Using a highly sensitive isobaric peptide labeling approach on proteins extracted from normal donor and keratoconus corneas we identified a total of 932 and 1,157 proteins in the corneal epithelium and the stroma, respectively. By far this is the largest set of proteins detected, and quantified in the human cornea. A previous study used 2-D gel electrophoresis on the keratoconus epithelium and detected 200-500 spots, and 19 differentially expressed proteins [16]. Another recent study used label-free shot gun proteomic approach to identify 104 epithelial and 44 stromal proteins [17]. Among proteins detected in our system are those known to be present in the cornea, such as Collagen types I, III, V, VI, XII, proteoglycans lumican, keratocan, decorin and biglycan in the stroma.

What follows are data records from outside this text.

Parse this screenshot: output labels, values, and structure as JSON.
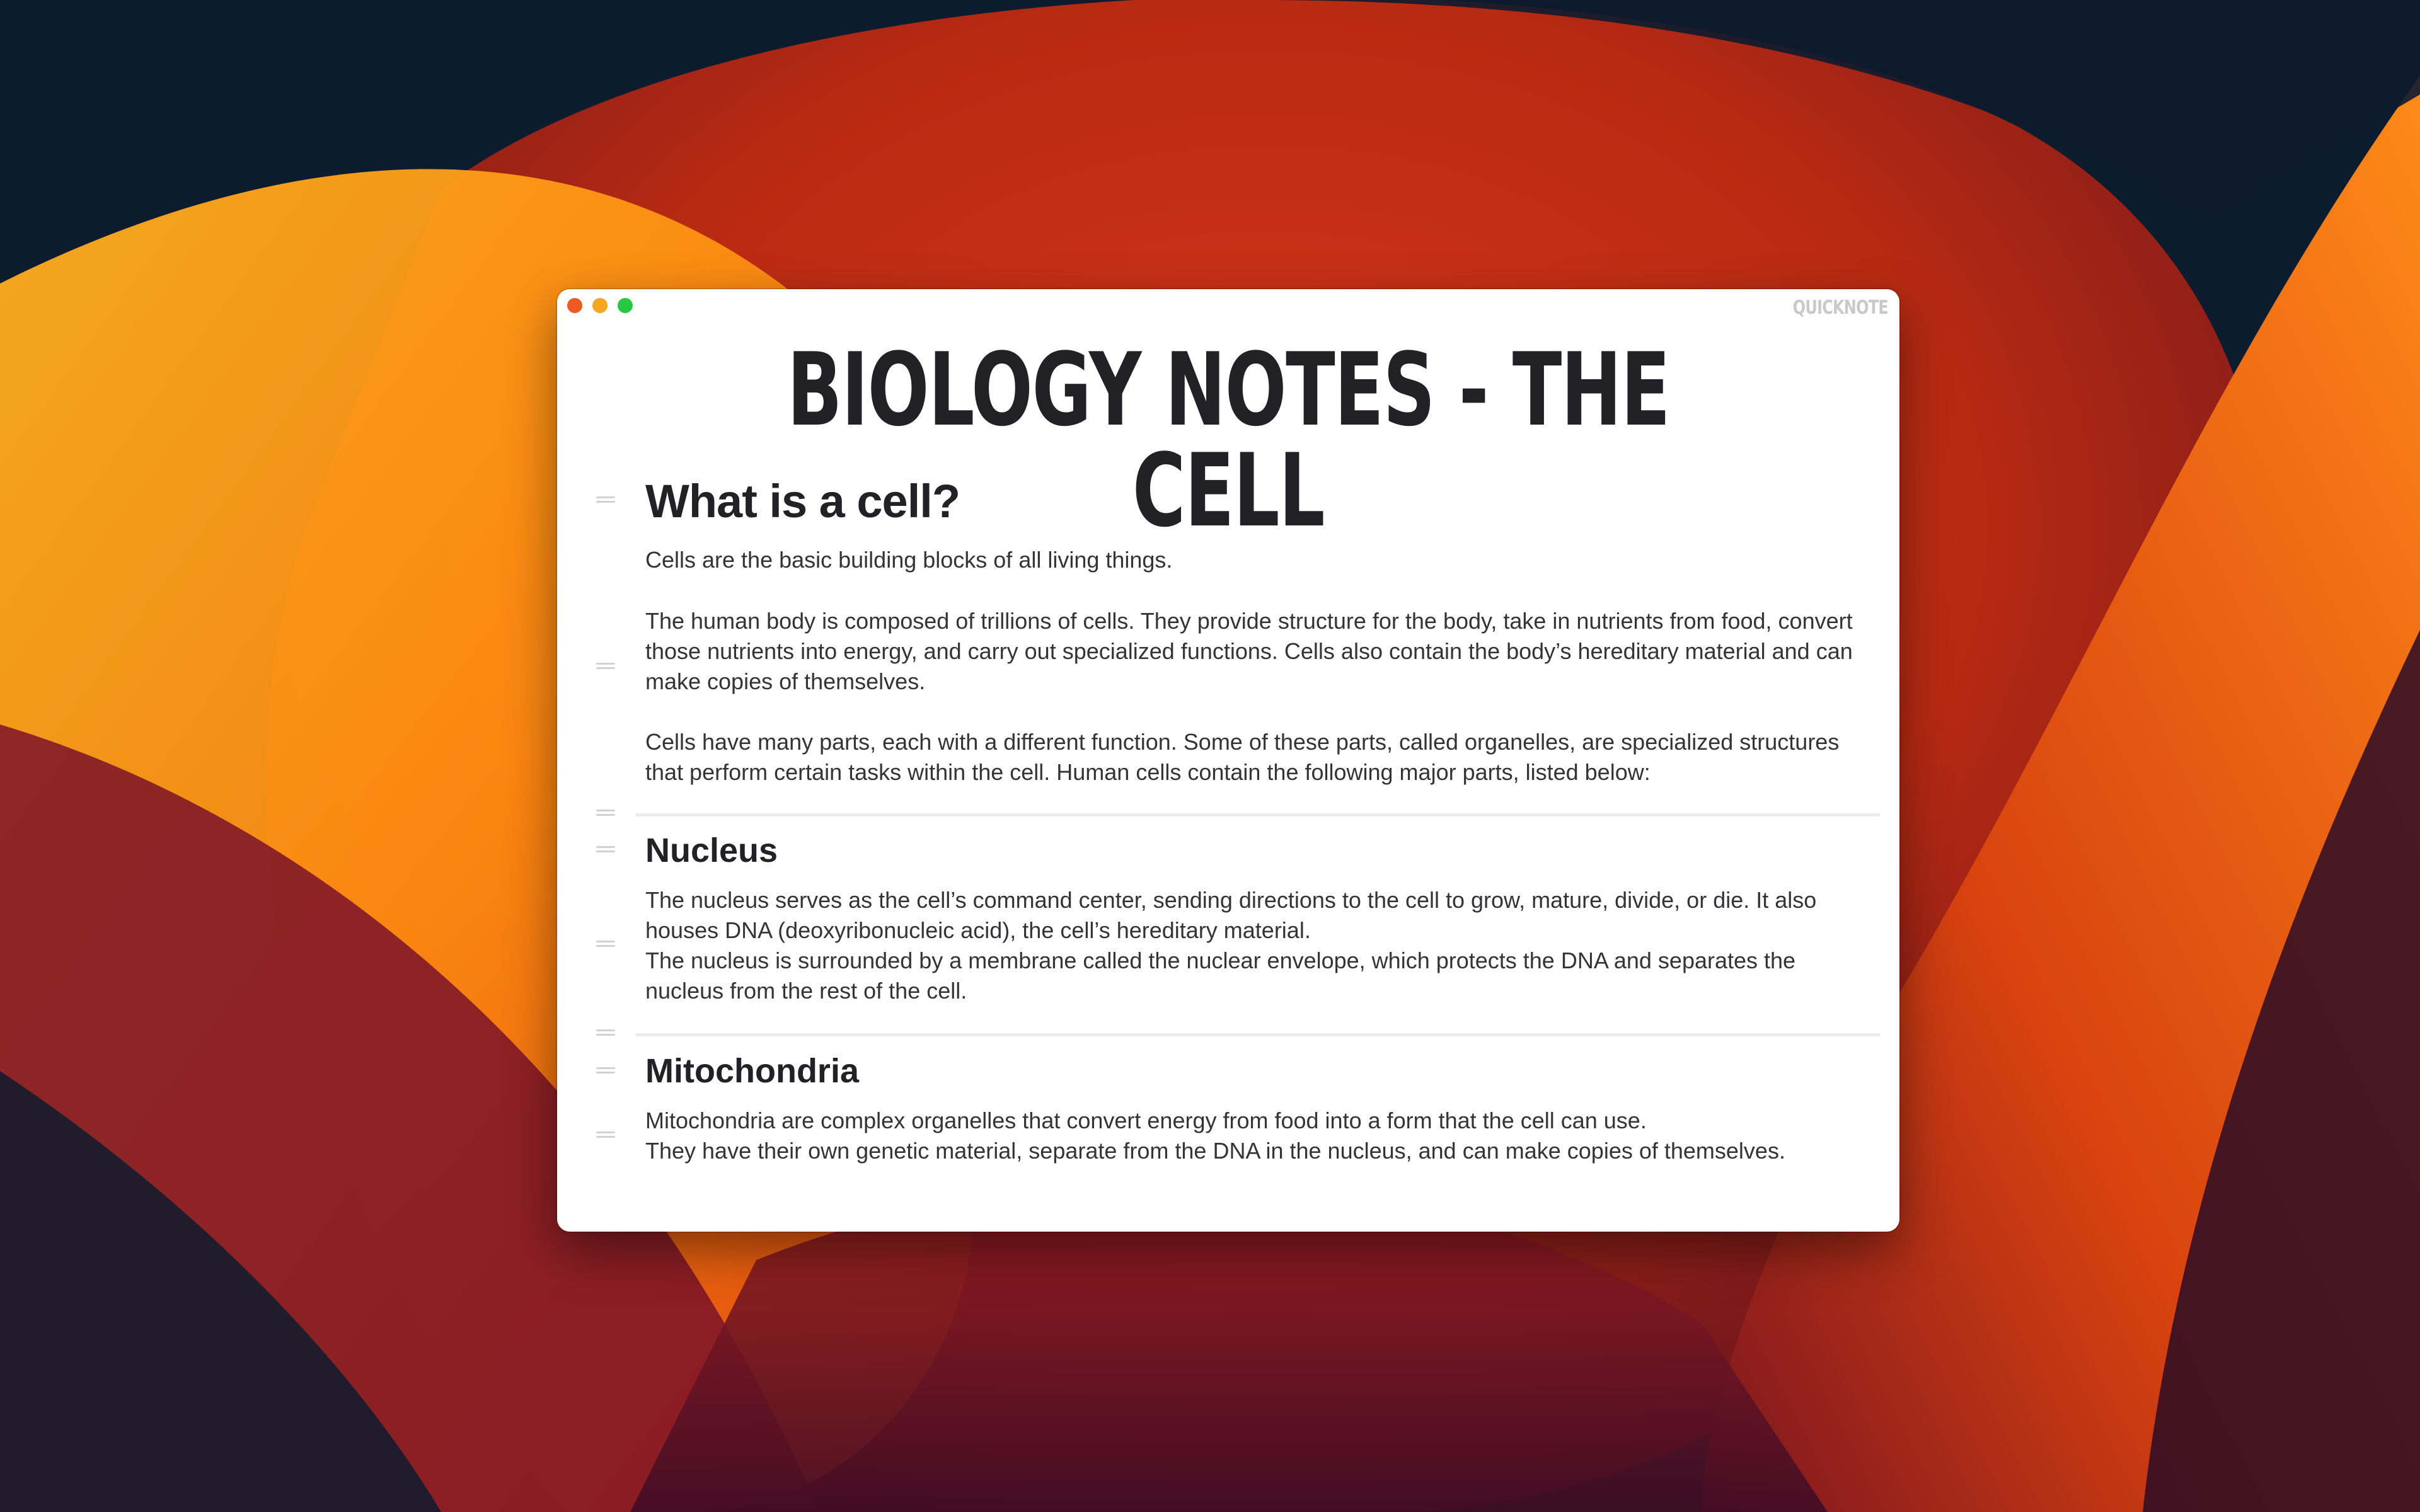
{
  "app": {
    "name": "QUICKNOTE",
    "accent_colors": {
      "close": "#ee5a24",
      "minimize": "#f5a623",
      "maximize": "#28c840"
    }
  },
  "document": {
    "title": "BIOLOGY NOTES - THE CELL",
    "sections": [
      {
        "heading": "What is a cell?",
        "paragraphs": [
          "Cells are the basic building blocks of all living things.",
          "The human body is composed of trillions of cells. They provide structure for the body, take in nutrients from food, convert those nutrients into energy, and carry out specialized functions. Cells also contain the body’s hereditary material and can make copies of themselves.",
          "Cells have many parts, each with a different function. Some of these parts, called organelles, are specialized structures that perform certain tasks within the cell. Human cells contain the following major parts, listed below:"
        ]
      },
      {
        "heading": "Nucleus",
        "paragraphs": [
          "The nucleus serves as the cell’s command center, sending directions to the cell to grow, mature, divide, or die. It also houses DNA (deoxyribonucleic acid), the cell’s hereditary material.",
          "The nucleus is surrounded by a membrane called the nuclear envelope, which protects the DNA and separates the nucleus from the rest of the cell."
        ]
      },
      {
        "heading": "Mitochondria",
        "paragraphs": [
          "Mitochondria are complex organelles that convert energy from food into a form that the cell can use.",
          "They have their own genetic material, separate from the DNA in the nucleus, and can make copies of themselves."
        ]
      }
    ]
  }
}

Known epithelial proteins detected in our study include cytokeratin 3, 12, Mucin 16, thioredoxin, transketolase, gelsolin and glutathione S-transferase. A few of the proteins reported as altered in KC by earlier studies were also similarly changed in our study. For example, Collagen XII reported as decreased by earlier immunohistochemistry [11] was found to be decreased in the KC stromal proteome in our study. Transketolase and TGFBI (keratoepithelin) were reported as decreased in the KC in the earlier proteome study [17]; we also found decreased TKT and TGFBI in our keratoconus proteome.

It has been hypothesized that mitochondrial oxidative stress, increased production of reactive oxygen and nitrogen species, increased proteolytic activities and ECM degradation are major underpinnings in keratoconus pathogenesis [14, 24, 25] [26] [27]. Our proteome analysis of the KC epithelium identified atherosclerosis signaling, granzyme signaling, NRF2 mediated oxidative stress and mitochondrial dysfunction as altered canonical pathways in keratoconus. In addition, the most elevated proteins in the KC epithelium included cytoskeletal proteins, encoded by KRT6A, KRT16, VIM and S100A8 that have been linked to dermatological diseases such as psoriasis, inflammation and epithelial-mesenchymal transition. The KC stromal proteome included a broad decrease in many structural collagens and proteoglycans, a minor increase in proteases, altered apoptosis related proteins and complement components that suggest abnormal lipid metabolism, complement functions and cell death as major keratoconic processes.

Taken together, this in depth proteome analysis of the KC epithelium and the stroma speak of a degenerative process in keratoconus with abnormal mitochondrial functions, lipid metabolism, changes in innate immune functions, and increased cell death. These are events echoed in degenerative diseases such as age related macular degeneration [28] and Parkinson's disease [29]. Finally, altered proteins identified in the KC epithelium and the stroma will help to narrow down candidate genes and potential upstream regulators for isolated keratoconus types.

Significance.

This study provides, to our knowledge, the most comprehensive proteomic analysis of the vision threatening disease keratoconus, which affects a significant portion of the US and global populations. Using iTRAQ and LC/MS/MS, we have identified significant changes in the human corneal epithelium and stromal proteome that correlate to in vivo clinical findings. The protein changes identified will lead to molecular insights into disease pathogenesis and provide candidate genes for genetic studies of keratoconus.

Highlights.

1. The largest set (1591 proteins) of corneal proteins identified by LC-MS/MS.

2. Dermatological disease related proteins were most changed in the KC epithelium.

3. Apoptosis-related proteins were elevated in the KC stroma.

4. Several fibrillar collagens and proteoglycans were decreased in the KC stroma.

5. Our results suggest novel KC candidate genes for further genetic testing.